Re: E.S.P. in the Turing Test

From: J. R. Molloy (jr@shasta.com)
Date: Sat Sep 02 2000 - 16:45:51 MDT


Jason Joel Thompson wrote,
> It's not valid if "unreal" is a null set. It holds no meaning.

But it's not a null set. Unreal means that which is false, untrue, fictional,
having no reality, actual existence, or substance.

> Do you believe that there are unreal things?

Belief has nothing to do with it. I accept that there are bogus inventions of
philosophers.

> Ah... I see the nature of our disagreement. You believe that you are able
> to perceive reality directly?

Anyone can perceive reality directly. Just stop thinking about it.

> So, when you look at a pen, you believe that you are directly seeing the pen
> as opposed to photons that have been reflected from its surface?

No, when I look at a pen I don't "believe" anything. I simply look at the pen.

> I do not place absolute belief in my senses. I am aware of the fact that
> they represent information regarding properties of the object and not the
> object itself.

Hopefully you don't do that while driving. You'd be a menace on the highway.

> Let us suppose that I have a bunch of multi-colored tennis balls, that I am
> bouncing up against some object. And let us further suppose that due to the
> nature of this object, only the orange balls are 'springy' enough to
> ricochet over a wall and land in your lap. Do you think that only receiving
> orange balls from the object is an indication that the object itself is
> orange? Or instead an indication of a particular property of the object?

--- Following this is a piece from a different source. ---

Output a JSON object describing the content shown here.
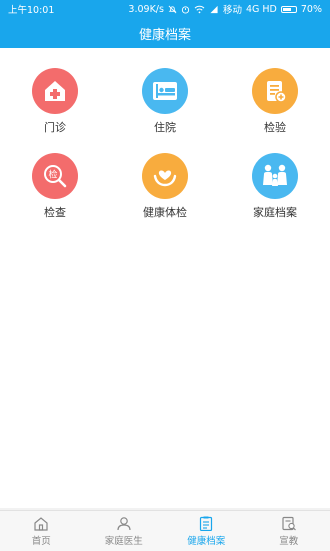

This reminds me of the story called "The Goose Is Out."

I zenji asked his students to imagine a milk bottle with a goose in it.
Then he asked them how to get the goose out of the bottle without breaking the
bottle or killing the goose.
I bright student answered (correctly), "The goose is out!"

You see, if it's an imaginary bottle and an imaginary goose, than it's easy to
simply imagine that the goose is out.

When you stop imagining things and simply see things as they are, then you have
awakened from your reverie of suppositions and conjecture.
People can conjure all sorts of philosophic nonsense to entertain themselves.
I don't consider it extropic at all to waste time with such silliness.

--J. R.

"Something beckons within the reach of each of us
to save heroic genius. Find it, and do it.
For as goes heroic genius, so goes humankind."